Using the Bogomol’nyi–Prasad–Sommerfield Lagrangian method, we show that gravity theory coupled to matter in various dimensions may possess Bogomol’nyi-like equations, which are first-order differential equations, satisfying the Einstein equations and the Euler–Lagrange equations of classical fields (U(1) gauge and scalar fields). In particular we consider static and spherically symmetric solutions by taking proper ansatzes and then we find an effective Lagrangian density that can reproduce the Einstein equations and the Euler–Lagrange equations of the classical fields. We consider the BPS Lagrangian density to be linear function of first-order derivative of all the fields.

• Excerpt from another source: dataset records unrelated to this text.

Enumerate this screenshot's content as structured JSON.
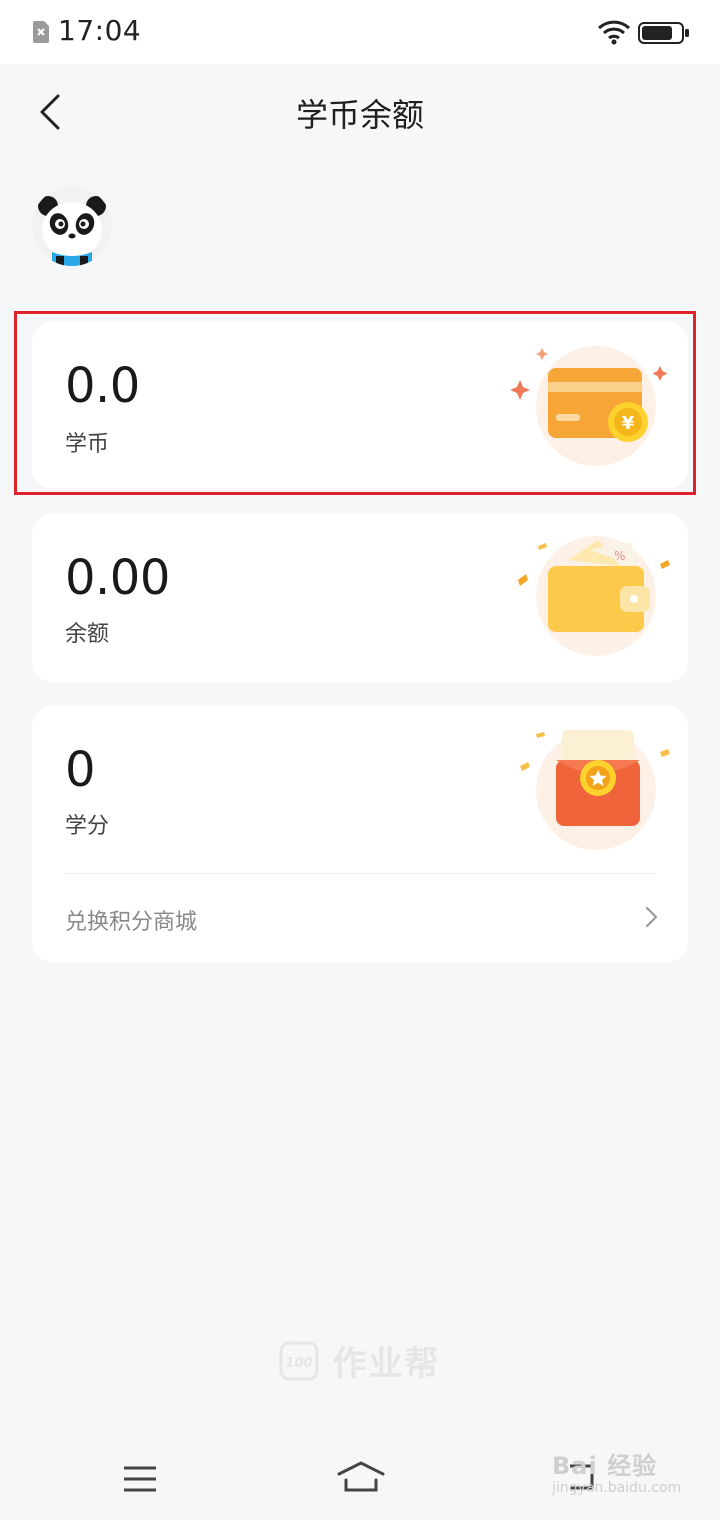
{
  "status_bar": {
    "time": "17:04",
    "icons": [
      "sim-error-icon",
      "wifi-icon",
      "battery-icon"
    ]
  },
  "header": {
    "back_icon": "chevron-left-icon",
    "title": "学币余额"
  },
  "avatar": {
    "icon": "panda-avatar-icon"
  },
  "cards": [
    {
      "value": "0.0",
      "label": "学币",
      "illustration": "card-coin-icon"
    },
    {
      "value": "0.00",
      "label": "余额",
      "illustration": "wallet-icon"
    },
    {
      "value": "0",
      "label": "学分",
      "illustration": "red-envelope-icon",
      "link_label": "兑换积分商城",
      "link_icon": "chevron-right-icon"
    }
  ],
  "footer_brand": {
    "name": "作业帮",
    "icon": "100-logo-icon"
  },
  "nav_bar": {
    "icons": [
      "menu-icon",
      "home-icon",
      "back-icon"
    ]
  },
  "watermark": {
    "text": "Bai 经验",
    "url": "jingyan.baidu.com"
  },
  "colors": {
    "background": "#f6f7f9",
    "card": "#ffffff",
    "highlight_border": "#e0232a",
    "accent_orange": "#f7a93b",
    "accent_red": "#f0643c"
  }
}
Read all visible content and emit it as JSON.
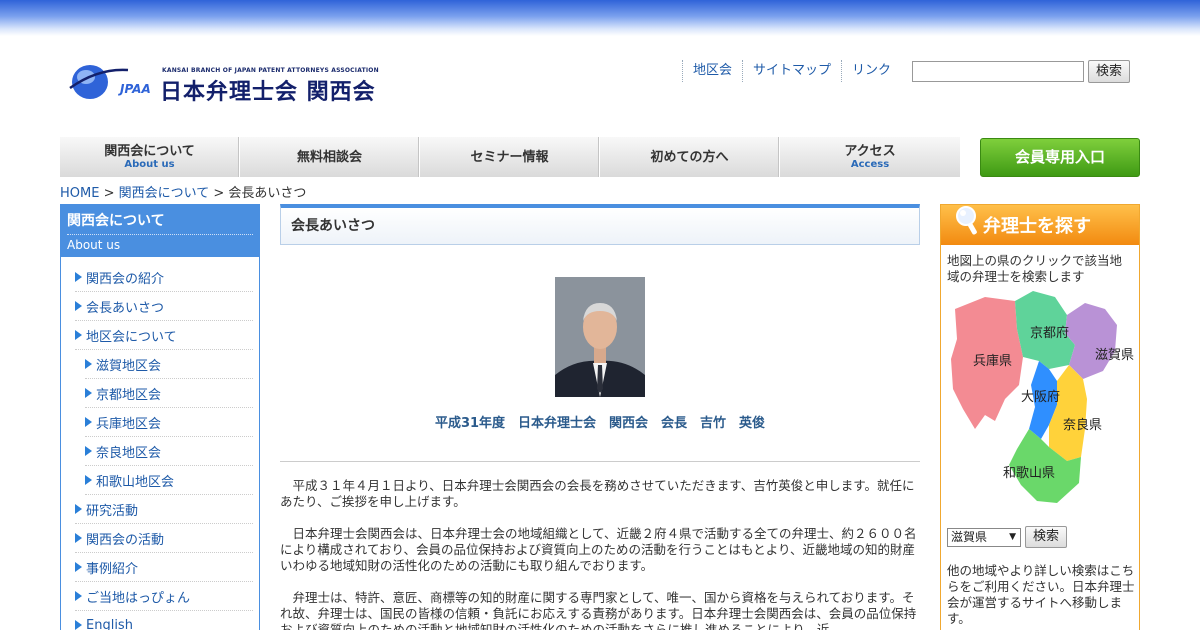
{
  "header": {
    "logo_sub": "KANSAI BRANCH OF JAPAN PATENT ATTORNEYS ASSOCIATION",
    "logo_main": "日本弁理士会 関西会",
    "logo_jpaa": "JPAA",
    "links": [
      "地区会",
      "サイトマップ",
      "リンク"
    ],
    "search_button": "検索",
    "search_value": ""
  },
  "nav": [
    {
      "jp": "関西会について",
      "en": "About us"
    },
    {
      "jp": "無料相談会",
      "en": ""
    },
    {
      "jp": "セミナー情報",
      "en": ""
    },
    {
      "jp": "初めての方へ",
      "en": ""
    },
    {
      "jp": "アクセス",
      "en": "Access"
    }
  ],
  "member_button": "会員専用入口",
  "breadcrumb": {
    "home": "HOME",
    "sep1": " > ",
    "parent": "関西会について",
    "sep2": " > ",
    "current": "会長あいさつ"
  },
  "sidebar": {
    "title": "関西会について",
    "title_en": "About us",
    "items": [
      "関西会の紹介",
      "会長あいさつ",
      "地区会について",
      "滋賀地区会",
      "京都地区会",
      "兵庫地区会",
      "奈良地区会",
      "和歌山地区会",
      "研究活動",
      "関西会の活動",
      "事例紹介",
      "ご当地はっぴょん",
      "English"
    ]
  },
  "main": {
    "title": "会長あいさつ",
    "caption": "平成31年度　日本弁理士会　関西会　会長　吉竹　英俊",
    "paragraphs": [
      "平成３１年４月１日より、日本弁理士会関西会の会長を務めさせていただきます、吉竹英俊と申します。就任にあたり、ご挨拶を申し上げます。",
      "日本弁理士会関西会は、日本弁理士会の地域組織として、近畿２府４県で活動する全ての弁理士、約２６００名により構成されており、会員の品位保持および資質向上のための活動を行うことはもとより、近畿地域の知的財産いわゆる地域知財の活性化のための活動にも取り組んでおります。",
      "弁理士は、特許、意匠、商標等の知的財産に関する専門家として、唯一、国から資格を与えられております。それ故、弁理士は、国民の皆様の信頼・負託にお応えする責務があります。日本弁理士会関西会は、会員の品位保持および資質向上のための活動と地域知財の活性化のための活動をさらに推し進めることにより、近"
    ]
  },
  "right": {
    "title": "弁理士を探す",
    "intro": "地図上の県のクリックで該当地域の弁理士を検索します",
    "prefectures": [
      "京都府",
      "滋賀県",
      "兵庫県",
      "大阪府",
      "奈良県",
      "和歌山県"
    ],
    "select_value": "滋賀県",
    "search_button": "検索",
    "more_text": "他の地域やより詳しい検索はこちらをご利用ください。日本弁理士会が運営するサイトへ移動します。"
  }
}
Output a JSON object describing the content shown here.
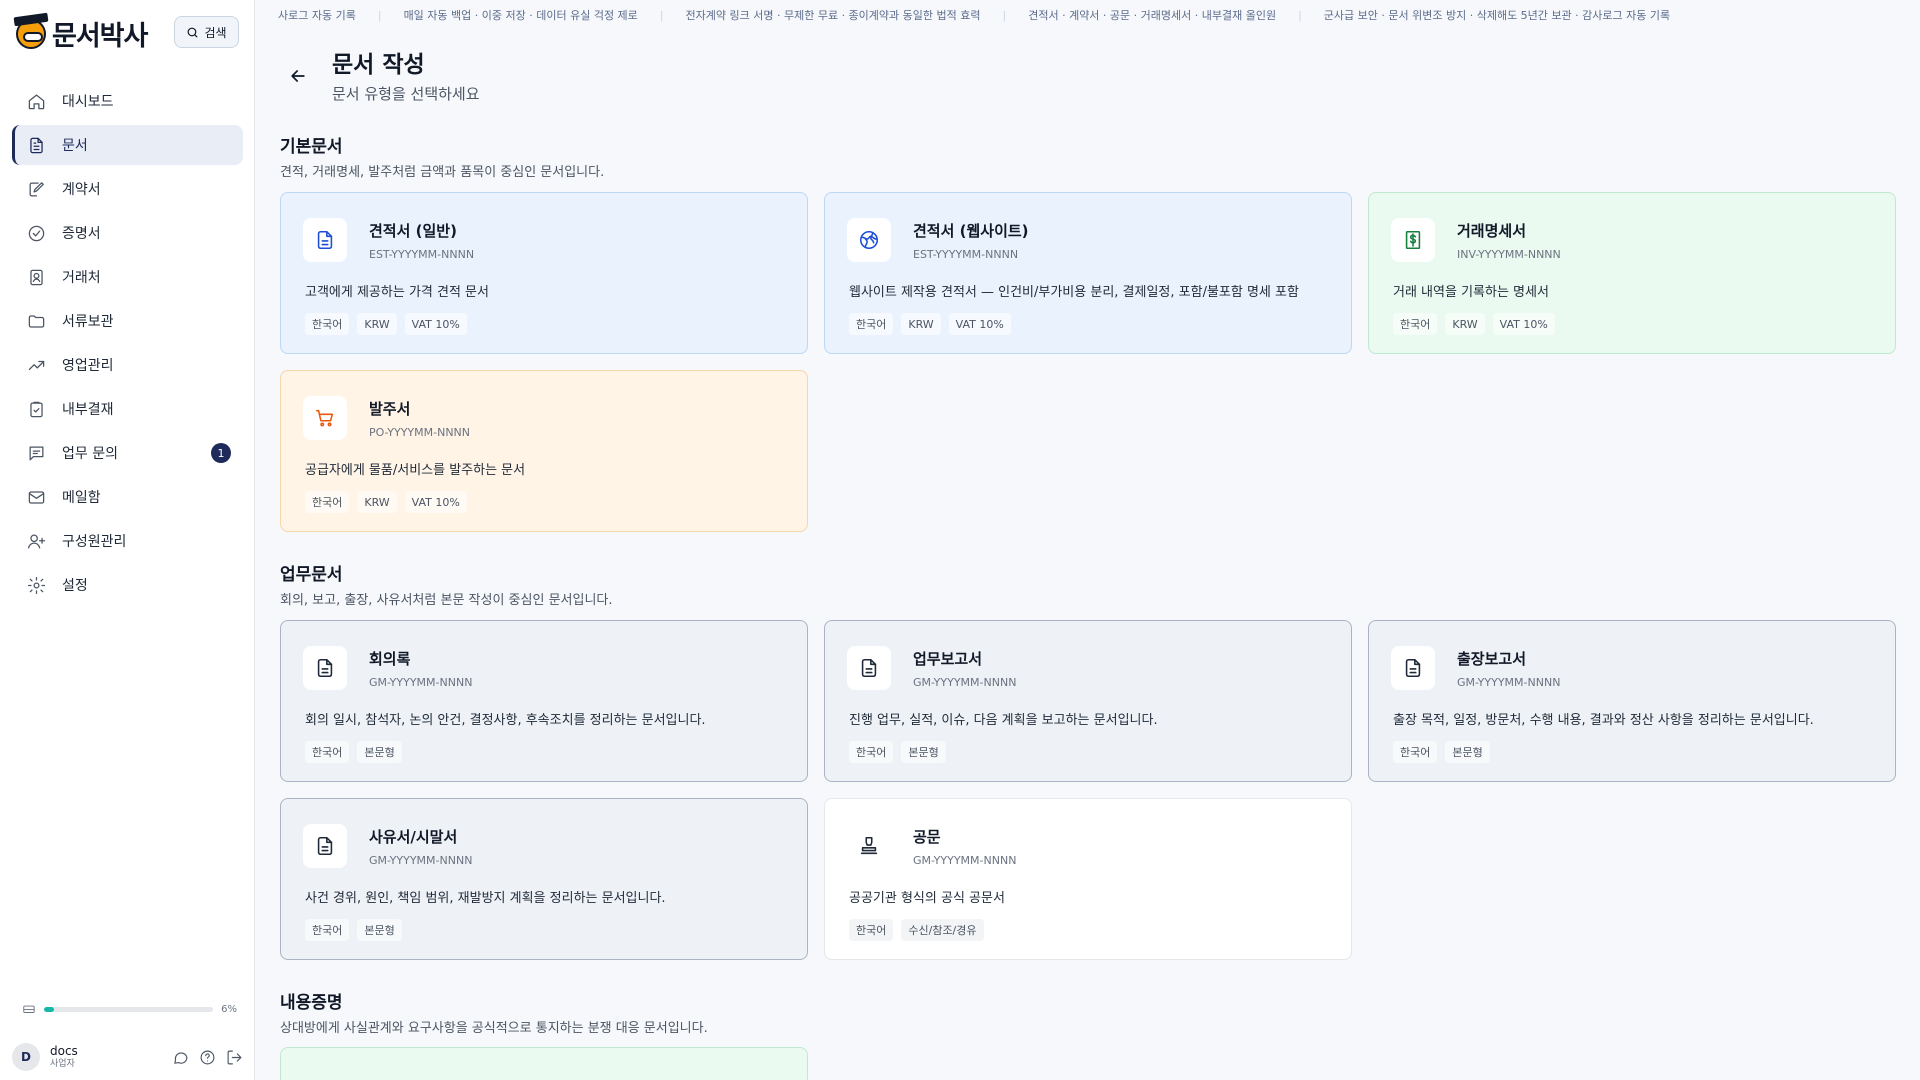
{
  "brand": {
    "name": "문서박사"
  },
  "search": {
    "label": "검색"
  },
  "sidebar": {
    "items": [
      {
        "label": "대시보드",
        "icon": "home-icon"
      },
      {
        "label": "문서",
        "icon": "document-icon",
        "active": true
      },
      {
        "label": "계약서",
        "icon": "edit-document-icon"
      },
      {
        "label": "증명서",
        "icon": "check-circle-icon"
      },
      {
        "label": "거래처",
        "icon": "contact-book-icon"
      },
      {
        "label": "서류보관",
        "icon": "folder-icon"
      },
      {
        "label": "영업관리",
        "icon": "trending-up-icon"
      },
      {
        "label": "내부결재",
        "icon": "clipboard-check-icon"
      },
      {
        "label": "업무 문의",
        "icon": "message-icon",
        "badge": "1"
      },
      {
        "label": "메일함",
        "icon": "mail-icon"
      },
      {
        "label": "구성원관리",
        "icon": "user-plus-icon"
      },
      {
        "label": "설정",
        "icon": "gear-icon"
      }
    ],
    "storage": {
      "percent_label": "6%",
      "fraction": 0.06
    },
    "user": {
      "initial": "D",
      "name": "docs",
      "role": "사업자"
    }
  },
  "ticker": [
    "사로그 자동 기록",
    "매일 자동 백업 · 이중 저장 · 데이터 유실 걱정 제로",
    "전자계약 링크 서명 · 무제한 무료 · 종이계약과 동일한 법적 효력",
    "견적서 · 계약서 · 공문 · 거래명세서 · 내부결재 올인원",
    "군사급 보안 · 문서 위변조 방지 · 삭제해도 5년간 보관 · 감사로그 자동 기록"
  ],
  "header": {
    "title": "문서 작성",
    "subtitle": "문서 유형을 선택하세요"
  },
  "sections": [
    {
      "title": "기본문서",
      "desc": "견적, 거래명세, 발주처럼 금액과 품목이 중심인 문서입니다.",
      "cards": [
        {
          "title": "견적서 (일반)",
          "code": "EST-YYYYMM-NNNN",
          "desc": "고객에게 제공하는 가격 견적 문서",
          "tags": [
            "한국어",
            "KRW",
            "VAT 10%"
          ],
          "icon": "document-icon",
          "color": "#1d4ed8",
          "theme": "blue"
        },
        {
          "title": "견적서 (웹사이트)",
          "code": "EST-YYYYMM-NNNN",
          "desc": "웹사이트 제작용 견적서 — 인건비/부가비용 분리, 결제일정, 포함/불포함 명세 포함",
          "tags": [
            "한국어",
            "KRW",
            "VAT 10%"
          ],
          "icon": "globe-icon",
          "color": "#1d4ed8",
          "theme": "blue"
        },
        {
          "title": "거래명세서",
          "code": "INV-YYYYMM-NNNN",
          "desc": "거래 내역을 기록하는 명세서",
          "tags": [
            "한국어",
            "KRW",
            "VAT 10%"
          ],
          "icon": "dollar-document-icon",
          "color": "#15803d",
          "theme": "green"
        },
        {
          "title": "발주서",
          "code": "PO-YYYYMM-NNNN",
          "desc": "공급자에게 물품/서비스를 발주하는 문서",
          "tags": [
            "한국어",
            "KRW",
            "VAT 10%"
          ],
          "icon": "cart-icon",
          "color": "#ea580c",
          "theme": "orange"
        }
      ]
    },
    {
      "title": "업무문서",
      "desc": "회의, 보고, 출장, 사유서처럼 본문 작성이 중심인 문서입니다.",
      "cards": [
        {
          "title": "회의록",
          "code": "GM-YYYYMM-NNNN",
          "desc": "회의 일시, 참석자, 논의 안건, 결정사항, 후속조치를 정리하는 문서입니다.",
          "tags": [
            "한국어",
            "본문형"
          ],
          "icon": "document-icon",
          "color": "#1f2937",
          "theme": "gray"
        },
        {
          "title": "업무보고서",
          "code": "GM-YYYYMM-NNNN",
          "desc": "진행 업무, 실적, 이슈, 다음 계획을 보고하는 문서입니다.",
          "tags": [
            "한국어",
            "본문형"
          ],
          "icon": "document-icon",
          "color": "#1f2937",
          "theme": "gray"
        },
        {
          "title": "출장보고서",
          "code": "GM-YYYYMM-NNNN",
          "desc": "출장 목적, 일정, 방문처, 수행 내용, 결과와 정산 사항을 정리하는 문서입니다.",
          "tags": [
            "한국어",
            "본문형"
          ],
          "icon": "document-icon",
          "color": "#1f2937",
          "theme": "gray"
        },
        {
          "title": "사유서/시말서",
          "code": "GM-YYYYMM-NNNN",
          "desc": "사건 경위, 원인, 책임 범위, 재발방지 계획을 정리하는 문서입니다.",
          "tags": [
            "한국어",
            "본문형"
          ],
          "icon": "document-icon",
          "color": "#1f2937",
          "theme": "gray"
        },
        {
          "title": "공문",
          "code": "GM-YYYYMM-NNNN",
          "desc": "공공기관 형식의 공식 공문서",
          "tags": [
            "한국어",
            "수신/참조/경유"
          ],
          "icon": "stamp-icon",
          "color": "#1f2937",
          "theme": "white"
        }
      ]
    },
    {
      "title": "내용증명",
      "desc": "상대방에게 사실관계와 요구사항을 공식적으로 통지하는 분쟁 대응 문서입니다.",
      "cards": []
    }
  ]
}
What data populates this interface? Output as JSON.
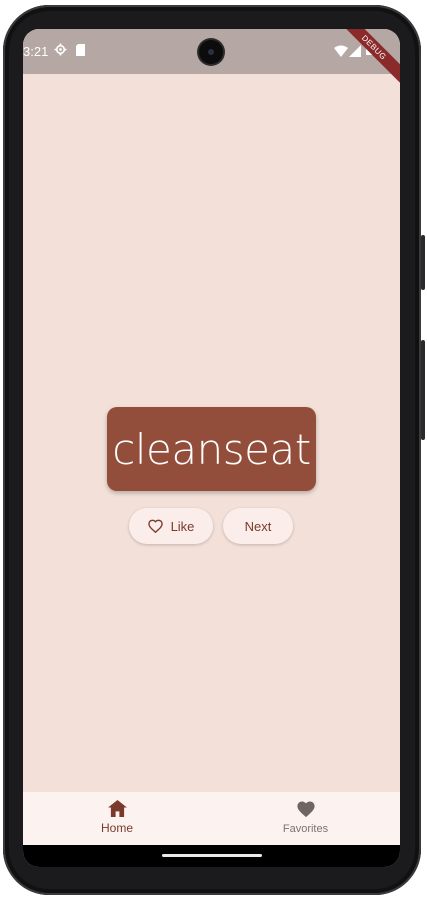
{
  "status_bar": {
    "time": "3:21",
    "left_icons": [
      "settings-icon",
      "sim-card-icon"
    ],
    "right_icons": [
      "wifi-icon",
      "signal-icon",
      "battery-icon"
    ]
  },
  "debug_banner": "DEBUG",
  "word_card": {
    "text": "cleanseat"
  },
  "actions": {
    "like_label": "Like",
    "like_icon": "heart-outline-icon",
    "next_label": "Next"
  },
  "bottom_nav": {
    "items": [
      {
        "label": "Home",
        "icon": "home-icon",
        "selected": true
      },
      {
        "label": "Favorites",
        "icon": "heart-icon",
        "selected": false
      }
    ]
  },
  "colors": {
    "background": "#f2e0d9",
    "card": "#934d3b",
    "accent": "#7a3a2b",
    "nav_background": "#fcf3f1"
  }
}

From these two Lagrangian desities we are able to obtain the Bogomol’nyi-like equations whose some of solutions are well-known such as Schwarzschild, Reissner–Nordström, Tangherlini black holes, and the recent black holes with scalar hair in three dimensions (Phys. Rev. D 107, 124047). Using these Bogomol’nyi-like equations, we are also able to find new solutions for scalar hair black holes in three and four dimensional spacetime. Furthermore we show that the Bogomol’nyi–Prasad–Sommerfield Lagrangian method can provide a simple alternative proof of black holes uniqueness theorems in any dimension.